Mr Powell has often said about the Fed: “We have a long tradition here of conducting policy in a particular way, and that way is independent of all political concerns.  We do our work in a strictly nonpolitical way, based on detailed analysis, which we put on the record transparently.”

That statement may not be entirely accurate based on the President’s tweets and corresponding Fed rate actions.

On May 12, Trump tweeted “As long as other countries are receiving the benefits of Negative Rates, the USA should also accept the “GIFT”.  Big numbers!”  

The Fed Chair disagrees.  He told Scott Pelley of 60 Minutes ““I continue to think, and my colleagues on the Federal Open Market Committee continue to think, that negative interest rates is probably not an appropriate or useful policy for us here in the United States”
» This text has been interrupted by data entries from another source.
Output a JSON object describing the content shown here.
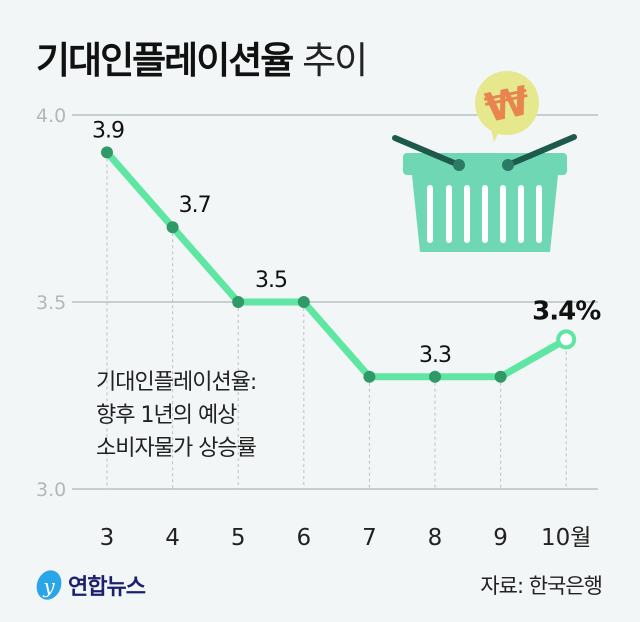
{
  "title": {
    "bold": "기대인플레이션율",
    "light": "추이"
  },
  "note": [
    "기대인플레이션율:",
    "향후 1년의 예상",
    "소비자물가 상승률"
  ],
  "source": "자료: 한국은행",
  "logo": "연합뉴스",
  "colors": {
    "line": "#5fe6a3",
    "grid": "#9aa6a8",
    "background": "#f3f6f6"
  },
  "chart_data": {
    "type": "line",
    "categories": [
      "3",
      "4",
      "5",
      "6",
      "7",
      "8",
      "9",
      "10월"
    ],
    "values": [
      3.9,
      3.7,
      3.5,
      3.5,
      3.3,
      3.3,
      3.3,
      3.4
    ],
    "data_labels": [
      {
        "index": 0,
        "text": "3.9"
      },
      {
        "index": 1,
        "text": "3.7"
      },
      {
        "index": 2.5,
        "text": "3.5"
      },
      {
        "index": 5,
        "text": "3.3"
      },
      {
        "index": 7,
        "text": "3.4%"
      }
    ],
    "yticks": [
      "4.0",
      "3.5",
      "3.0"
    ],
    "ylim": [
      3.0,
      4.0
    ],
    "grid": true
  }
}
Incoming Bank of Canada Governor Tiff Macklem appears to prefer ZIRP to NIRP.  He said there are some disruptive effects of negative rates, saying “When you’ve already in a disruption, you might want to be hesitant about introducing a new source of disruption.”
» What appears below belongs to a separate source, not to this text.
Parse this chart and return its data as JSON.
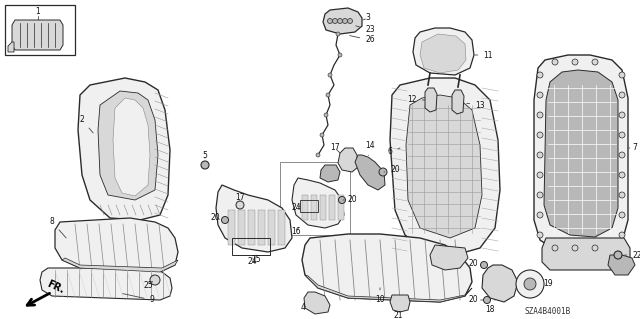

The Japanese and European’s may be perplexed at Trump’s claims that negative interest rate policies (NIRP) are a gift.  Both countries have them, and if they are supposed to boost growth, they aren’t.  EU GDP growth has flitted between 1.3 and 1.7% since January 2019, Japan’s growth is even worse- a mere 0.7% in 2019.  US growth has been between 2.0 and 3.1% in the same period. 

USDCAD traders hear ZIRP, NIRP, and just don’t care.  The Bank of Canada’s actions to fight the economic impact from the COVID-19 pandemic were part of a coordinated G7 central bank response and not Canada-specific.

 Instead, traders are looking ahead to the post-coronavirus recovery.  Many forecasters are predicting a robust second half, often described a V-shaped recovery.  Others are a lot less optimistic because of fears of a secondary COVID-19 outbreak. 

Count the Federal Open Market Committee (FOMC) members in the pessimistic camp.  The FOMC minutes, released on May 20, paint a gloomy picture.

The members were concerned “that the ongoing public health crisis would weigh heavily on economic activity, employment, and inflation in the near term, and posed considerable downside risks to the economic outlook over the medium term.” Mr Powell may not want negative rates but the FOMC minutes certainly suggest they are a possibility.

Retiring Baby boomers won’t be thanking Trump for his demand for negative rates.  But maybe he didn’t mean it.  Perhaps Trump confused his coronavirus hydroxychloroquine treatment and took a dose of Lysergic acid diethylamide.  It would go a long way in explaining his tweet.